1 Introducing data
Chambers English Dictionary defines the word data as follows.
data, dātä,, n.pl. facts given, from which others may be inferred:—sing. da'tum(q.v.) …. [L. data, things given, pa.p. neut. pl. of dare, to give.]
You might prefer the definition given in the Shorter Oxford English Dictionary.
data, things given or granted; something known or assumed as fact, and made the basis of reasoning or calculation.
Data arise in many spheres of human activity and in all sorts of different contexts in the natural world about us. Statistics may be described as exploring, analysing and summarising data; designing or choosing appropriate ways of collecting data and extracting information from them; and communicating that information. Statistics also involves constructing and testing models for describing chance phenomena. These models can be used as a basis for making inferences and drawing conclusions and, finally, perhaps for making decisions. The data themselves may arise in the natural course of things (for example, as meteorological records) or, commonly, they may be collected by survey or experiment.
In this course we begin by examining several different data sets and describing some of their features.
Data are frequently expressed as nothing more than a list of numbers or a complicated table. As a result, very large data sets can be difficult to appreciate and interpret without some form of consolidation. This can, perhaps, be achieved via a series of simpler tables or an easily assimilated diagram. The same applies to smaller data sets, whose main message may become evident only after some procedure of sorting and summarising.
Before computers were widely available, it was often necessary to make quite detailed theoretical assumptions before beginning to investigate the data. But nowadays it is relatively easy to use a statistical computer package to explore data and acquire some intuitive ‘feel’ for them, without making such assumptions. This is helpful in that the most important and informative place to start is the logical one, namely with the data themselves. The computer will make your task both possible and relatively quick.
However, you must take care not to be misled into thinking that computers have made statistical theory redundant: this is far from the truth. You will find the computer can only lead you to see where theory is needed to underpin a commonsense approach or, perhaps, to reach an informed decision. It cannot replace such theory and it is, of course, incapable of informed reasoning: as always, that is up to you. Even so, if you are to gain real understanding and expertise, your first steps are best directed towards learning to use your computer to explore data, and to obtain some tentative inferences from such exploration.
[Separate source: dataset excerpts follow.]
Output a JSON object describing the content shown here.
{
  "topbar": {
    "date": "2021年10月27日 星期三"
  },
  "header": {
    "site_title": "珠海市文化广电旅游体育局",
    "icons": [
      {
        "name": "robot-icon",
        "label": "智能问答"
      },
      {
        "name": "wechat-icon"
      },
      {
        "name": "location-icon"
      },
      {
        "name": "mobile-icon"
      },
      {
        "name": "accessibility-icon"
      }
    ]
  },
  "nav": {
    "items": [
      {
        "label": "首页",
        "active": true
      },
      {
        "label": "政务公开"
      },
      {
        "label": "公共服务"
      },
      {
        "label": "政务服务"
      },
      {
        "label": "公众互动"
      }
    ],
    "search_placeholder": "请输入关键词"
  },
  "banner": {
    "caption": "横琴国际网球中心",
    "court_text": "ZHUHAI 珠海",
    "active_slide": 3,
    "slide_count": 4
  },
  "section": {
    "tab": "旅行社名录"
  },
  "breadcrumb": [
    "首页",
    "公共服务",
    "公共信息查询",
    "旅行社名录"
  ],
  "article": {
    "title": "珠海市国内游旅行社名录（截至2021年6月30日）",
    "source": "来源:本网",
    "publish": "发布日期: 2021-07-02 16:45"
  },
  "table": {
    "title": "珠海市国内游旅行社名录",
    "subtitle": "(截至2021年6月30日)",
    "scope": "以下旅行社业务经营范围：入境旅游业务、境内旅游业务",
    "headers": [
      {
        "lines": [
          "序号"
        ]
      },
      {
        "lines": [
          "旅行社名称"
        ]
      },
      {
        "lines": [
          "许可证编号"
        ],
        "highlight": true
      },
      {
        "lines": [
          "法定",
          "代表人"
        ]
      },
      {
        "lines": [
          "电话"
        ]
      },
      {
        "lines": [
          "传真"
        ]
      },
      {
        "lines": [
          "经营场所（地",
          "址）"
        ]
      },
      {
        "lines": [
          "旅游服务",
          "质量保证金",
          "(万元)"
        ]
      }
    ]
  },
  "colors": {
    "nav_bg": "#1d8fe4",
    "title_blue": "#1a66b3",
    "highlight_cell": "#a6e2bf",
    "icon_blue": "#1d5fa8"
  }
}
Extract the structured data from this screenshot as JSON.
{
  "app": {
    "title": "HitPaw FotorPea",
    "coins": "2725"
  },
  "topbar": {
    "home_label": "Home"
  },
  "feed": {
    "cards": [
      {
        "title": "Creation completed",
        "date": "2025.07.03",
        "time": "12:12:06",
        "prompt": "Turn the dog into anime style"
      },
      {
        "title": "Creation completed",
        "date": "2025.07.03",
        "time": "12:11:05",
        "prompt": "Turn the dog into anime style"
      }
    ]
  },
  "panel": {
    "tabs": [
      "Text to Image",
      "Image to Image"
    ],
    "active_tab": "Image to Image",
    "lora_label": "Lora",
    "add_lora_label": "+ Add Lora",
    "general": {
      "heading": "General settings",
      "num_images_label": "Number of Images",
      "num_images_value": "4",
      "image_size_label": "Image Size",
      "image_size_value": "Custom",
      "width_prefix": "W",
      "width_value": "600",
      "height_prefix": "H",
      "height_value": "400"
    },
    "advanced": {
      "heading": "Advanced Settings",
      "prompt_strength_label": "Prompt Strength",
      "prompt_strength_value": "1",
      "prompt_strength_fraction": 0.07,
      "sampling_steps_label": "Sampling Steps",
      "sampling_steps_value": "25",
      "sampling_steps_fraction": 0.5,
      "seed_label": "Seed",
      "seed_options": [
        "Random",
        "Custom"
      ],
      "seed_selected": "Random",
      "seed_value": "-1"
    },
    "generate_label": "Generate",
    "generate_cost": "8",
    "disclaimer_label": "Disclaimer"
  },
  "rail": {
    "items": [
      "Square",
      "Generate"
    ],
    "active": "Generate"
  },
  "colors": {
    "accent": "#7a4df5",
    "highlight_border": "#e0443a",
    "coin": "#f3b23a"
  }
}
The technology explosion of recent years has made relatively cheap and powerful computers available to all of us. Furthermore, it has brought about an information explosion which has revolutionised our whole environment. Information pours in from the media, advertisements, government agencies and a host of other sources and, in order to survive, we must learn to make rational choices based on some kind of summary and analysis of it. We need to learn to select the relevant and discard the irrelevant, to sift out what is interesting, to have some kind of appreciation of the accuracy and reliability of both our information and our conclusions, and to produce succinct summaries which can be interpreted clearly and quickly.
Our methods for summarising data will involve producing graphical displays as well as numerical calculations. You will see how a preliminary pictorial analysis of your data can, and indeed should, influence your entire approach to choosing a valid, reliable method.
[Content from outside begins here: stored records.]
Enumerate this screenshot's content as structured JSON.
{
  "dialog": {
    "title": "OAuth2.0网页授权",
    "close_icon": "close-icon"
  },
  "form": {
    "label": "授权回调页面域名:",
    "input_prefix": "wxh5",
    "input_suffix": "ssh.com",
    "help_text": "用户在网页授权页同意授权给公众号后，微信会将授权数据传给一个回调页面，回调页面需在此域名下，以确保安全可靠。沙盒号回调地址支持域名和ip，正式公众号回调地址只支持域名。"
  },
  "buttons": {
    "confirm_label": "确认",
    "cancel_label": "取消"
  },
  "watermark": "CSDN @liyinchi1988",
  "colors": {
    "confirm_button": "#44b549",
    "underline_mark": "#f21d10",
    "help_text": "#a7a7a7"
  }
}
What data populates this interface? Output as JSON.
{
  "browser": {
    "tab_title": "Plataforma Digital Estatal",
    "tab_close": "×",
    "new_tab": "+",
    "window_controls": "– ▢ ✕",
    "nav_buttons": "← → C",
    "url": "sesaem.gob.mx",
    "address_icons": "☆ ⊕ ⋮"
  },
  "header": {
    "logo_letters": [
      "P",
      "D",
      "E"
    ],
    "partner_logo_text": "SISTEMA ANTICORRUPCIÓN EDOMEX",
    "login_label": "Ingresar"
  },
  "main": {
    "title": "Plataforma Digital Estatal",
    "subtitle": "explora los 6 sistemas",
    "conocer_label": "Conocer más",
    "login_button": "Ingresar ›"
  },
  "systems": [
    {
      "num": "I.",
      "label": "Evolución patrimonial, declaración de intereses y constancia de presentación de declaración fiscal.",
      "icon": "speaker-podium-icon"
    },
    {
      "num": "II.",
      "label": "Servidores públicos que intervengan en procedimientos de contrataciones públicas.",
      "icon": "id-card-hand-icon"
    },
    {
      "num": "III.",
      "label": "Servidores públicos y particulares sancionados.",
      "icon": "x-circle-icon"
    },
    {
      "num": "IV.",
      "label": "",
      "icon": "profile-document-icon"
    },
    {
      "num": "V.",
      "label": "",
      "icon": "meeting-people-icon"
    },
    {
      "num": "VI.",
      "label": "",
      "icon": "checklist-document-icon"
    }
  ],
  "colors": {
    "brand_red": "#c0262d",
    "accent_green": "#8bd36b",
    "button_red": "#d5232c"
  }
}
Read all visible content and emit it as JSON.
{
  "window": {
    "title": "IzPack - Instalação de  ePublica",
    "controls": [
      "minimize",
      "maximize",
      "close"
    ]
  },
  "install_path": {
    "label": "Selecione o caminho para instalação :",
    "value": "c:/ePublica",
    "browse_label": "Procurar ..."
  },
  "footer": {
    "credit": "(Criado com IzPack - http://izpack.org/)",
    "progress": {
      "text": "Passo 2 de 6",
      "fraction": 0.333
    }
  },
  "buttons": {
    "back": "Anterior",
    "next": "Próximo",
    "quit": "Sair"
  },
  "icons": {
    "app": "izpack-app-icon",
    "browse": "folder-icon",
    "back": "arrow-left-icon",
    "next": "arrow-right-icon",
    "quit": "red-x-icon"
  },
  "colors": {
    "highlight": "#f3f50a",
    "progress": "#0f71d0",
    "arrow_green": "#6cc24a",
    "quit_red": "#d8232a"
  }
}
But we shall begin, in Section 1 of this course, with the data themselves. In this course, except where it is necessary to make a particular theoretical point, all of the data sets used are genuine; none are artificial, contrived or ‘adjusted’ in any way. In Section 1 you will encounter several sets of real data, and begin to look at some questions on which they can throw light.
Statistics exists as an academic and intellectual discipline precisely because real investigations need to be carried out. Simple questions, and difficult ones, about matters which affect our lives need to be answered, information needs to be processed and decisions need to be made. ‘Finding things out’ is fun: this is the challenge of real data.
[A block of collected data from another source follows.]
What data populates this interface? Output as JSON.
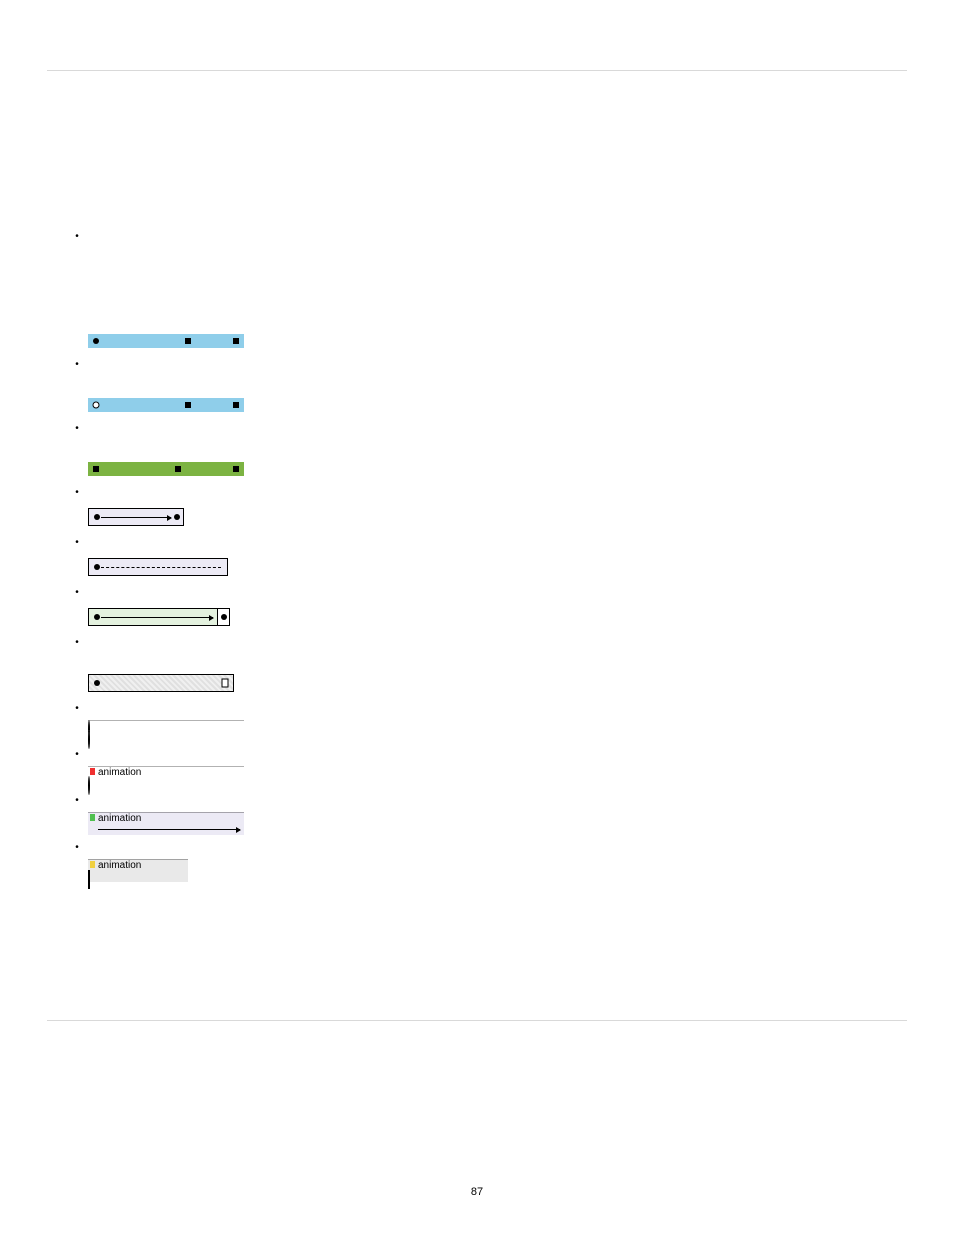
{
  "page_number": "87",
  "labels": {
    "animation": "animation"
  },
  "items": [
    {
      "text": ""
    },
    {
      "text": ""
    },
    {
      "text": ""
    },
    {
      "text": ""
    },
    {
      "text": ""
    },
    {
      "text": ""
    },
    {
      "text": ""
    },
    {
      "text": ""
    },
    {
      "text": ""
    },
    {
      "text": ""
    },
    {
      "text": ""
    }
  ]
}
Some basic graphical methods that can be used to present data and make clearer the patterns in sets of numbers are introduced in Sections 2 and 3: pie charts and bar charts in Section 2, histograms and scatterplots in Section 4.
Finally, in Section 4 we discuss ways of producing numerical summaries of certain aspects of data sets, including measures of location (which are, in a sense, ‘averages’), measures of the dispersion or variability of a set of data, and measures of symmetry (and lack of symmetry).